Although the equity long/short managers still make up the
largest percentage (in terms of numbers) of funds in Singapore,
other fund strategies are also expanding at an aggressive
pace. Strategies such as managed futures/contracts for differences
and global macro are making their way into Singapore. In addition,
the new equity long/short funds tend to be more specialised
than before. For example, single country focus such as those
zooming in specifically on Korea or Japan are becoming more
common. From the vast array of strategies that are surfacing
(Figure 2), we see that finding an investor niche is fast
becoming an important differentiating factor to cater to diverse
investor preferences.
Figure 2: Singapore Hedge Funds - by Strategy

Source: PwC / Eurekahedge Research, August
2004
One interesting fact which has emerged (Figure
3) is the fact that there was no clear leading strategy adopted
by the largest Singapore-managed hedge funds (over $100 million
in assets under management). There appears to be as many successful
global macro funds as there are equity long/short funds.

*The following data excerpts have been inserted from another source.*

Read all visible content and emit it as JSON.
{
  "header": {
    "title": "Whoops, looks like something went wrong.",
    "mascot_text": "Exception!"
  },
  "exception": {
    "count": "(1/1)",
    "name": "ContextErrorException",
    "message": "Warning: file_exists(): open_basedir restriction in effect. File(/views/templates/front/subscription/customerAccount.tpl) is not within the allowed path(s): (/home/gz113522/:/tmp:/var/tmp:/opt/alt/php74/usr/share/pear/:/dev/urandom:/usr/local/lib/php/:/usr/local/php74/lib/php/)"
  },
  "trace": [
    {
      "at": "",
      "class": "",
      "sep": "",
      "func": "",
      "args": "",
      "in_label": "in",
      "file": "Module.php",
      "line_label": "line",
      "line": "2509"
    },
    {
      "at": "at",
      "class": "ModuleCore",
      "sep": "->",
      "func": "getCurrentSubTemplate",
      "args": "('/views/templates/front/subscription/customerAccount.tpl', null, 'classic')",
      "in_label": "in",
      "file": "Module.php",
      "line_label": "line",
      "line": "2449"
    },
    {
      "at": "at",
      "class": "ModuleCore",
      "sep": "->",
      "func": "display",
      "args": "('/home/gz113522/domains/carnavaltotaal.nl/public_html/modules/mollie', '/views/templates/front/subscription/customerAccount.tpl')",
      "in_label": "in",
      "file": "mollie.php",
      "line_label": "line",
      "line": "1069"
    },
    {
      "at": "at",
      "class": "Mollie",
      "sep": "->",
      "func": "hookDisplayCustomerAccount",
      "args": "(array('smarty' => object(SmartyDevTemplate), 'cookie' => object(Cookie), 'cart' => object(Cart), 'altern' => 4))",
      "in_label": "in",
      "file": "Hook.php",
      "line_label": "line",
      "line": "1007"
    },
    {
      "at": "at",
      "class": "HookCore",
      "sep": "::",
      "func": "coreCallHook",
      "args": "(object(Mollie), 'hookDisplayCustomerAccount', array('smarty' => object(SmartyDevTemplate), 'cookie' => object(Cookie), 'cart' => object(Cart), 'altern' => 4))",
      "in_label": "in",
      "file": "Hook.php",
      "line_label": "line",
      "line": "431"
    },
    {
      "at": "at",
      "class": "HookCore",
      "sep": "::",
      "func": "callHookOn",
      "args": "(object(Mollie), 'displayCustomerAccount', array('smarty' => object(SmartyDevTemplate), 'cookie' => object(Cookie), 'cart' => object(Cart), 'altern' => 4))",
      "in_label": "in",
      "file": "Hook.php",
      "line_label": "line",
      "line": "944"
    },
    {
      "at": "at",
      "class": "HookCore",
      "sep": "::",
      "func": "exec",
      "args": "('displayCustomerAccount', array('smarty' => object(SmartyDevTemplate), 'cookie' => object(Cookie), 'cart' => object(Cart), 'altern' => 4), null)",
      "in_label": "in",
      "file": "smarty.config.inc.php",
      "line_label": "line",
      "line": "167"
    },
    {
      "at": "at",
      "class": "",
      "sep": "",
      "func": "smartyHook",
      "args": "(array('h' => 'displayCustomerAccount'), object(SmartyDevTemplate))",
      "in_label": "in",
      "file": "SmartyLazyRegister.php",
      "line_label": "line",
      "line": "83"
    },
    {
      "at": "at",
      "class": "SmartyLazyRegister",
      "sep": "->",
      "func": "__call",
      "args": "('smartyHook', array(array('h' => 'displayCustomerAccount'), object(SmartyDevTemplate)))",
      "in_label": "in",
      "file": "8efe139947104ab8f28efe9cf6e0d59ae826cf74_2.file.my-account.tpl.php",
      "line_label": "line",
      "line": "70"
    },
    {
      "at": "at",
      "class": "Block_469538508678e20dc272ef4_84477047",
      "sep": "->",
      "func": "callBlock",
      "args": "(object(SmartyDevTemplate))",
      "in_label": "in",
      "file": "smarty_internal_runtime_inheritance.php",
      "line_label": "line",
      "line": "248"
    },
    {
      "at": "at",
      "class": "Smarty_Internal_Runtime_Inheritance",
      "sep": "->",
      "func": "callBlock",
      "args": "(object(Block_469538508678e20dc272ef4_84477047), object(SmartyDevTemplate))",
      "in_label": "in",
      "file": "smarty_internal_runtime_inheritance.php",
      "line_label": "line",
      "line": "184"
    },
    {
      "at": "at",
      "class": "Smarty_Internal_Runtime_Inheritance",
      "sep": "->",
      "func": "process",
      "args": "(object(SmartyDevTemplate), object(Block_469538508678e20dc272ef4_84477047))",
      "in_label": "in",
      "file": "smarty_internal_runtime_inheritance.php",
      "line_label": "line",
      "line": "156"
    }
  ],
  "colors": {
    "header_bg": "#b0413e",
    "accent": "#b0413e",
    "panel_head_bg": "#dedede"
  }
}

Figure 3: Strategies of Funds with Asset
Under Management of more than $100 million
| Strategy |
Number of funds |
Percentage |
| Macro |
3 |
37.5% |
| L/S Equity |
3 |
37.5% |
| Multi-strategy |
1 |
12.5% |
| CTA |
1 |
12.5% |
| Total |
8 |
100% |
| Source: PwC / Eurekahedge Research, August 2004 |
While Singapore-managed hedge funds still have some way to
catch up with the operational expertise and infrastructure
of their American or British counterparts, the local alternative
investment arena is quickly becoming more and more sophisticated.
To beef up confidence in these complicated instruments, a
number of hedge funds established advisory panels to provide
an independent perspective to the investment proceedings,
as well as advocated fully independent directors sitting on
the boards of the funds. This is seen to be a marketing advantage
in providing investors with added comfort in the way these
funds are managed. As the funds begin to grow, we also see
a number of hedge fund managers starting to appoint chief
operating officers to their organisations.
All in all, the forecast for the growth and deepening of
the Singapore hedge funds industry is positive. Albeit the
continued support and commitment by the regulatory authorities
to encourage local talent to develop and start hedge funds
continues to be an important factor, much of the future growth
will nevertheless depend on the willingness of statutory bodies
and institutions to allocate funds into the alternative investments
space. Many players in the industry are also hoping for more
incentives which will allow hedge funds to be brought 'onshore'
in the bid to encourage wealth management and development
in the Singapore capital markets. Encouraging prime brokers
to re-locate to Singapore is also an important factor in the
development of Singapore as a major hedge funds player.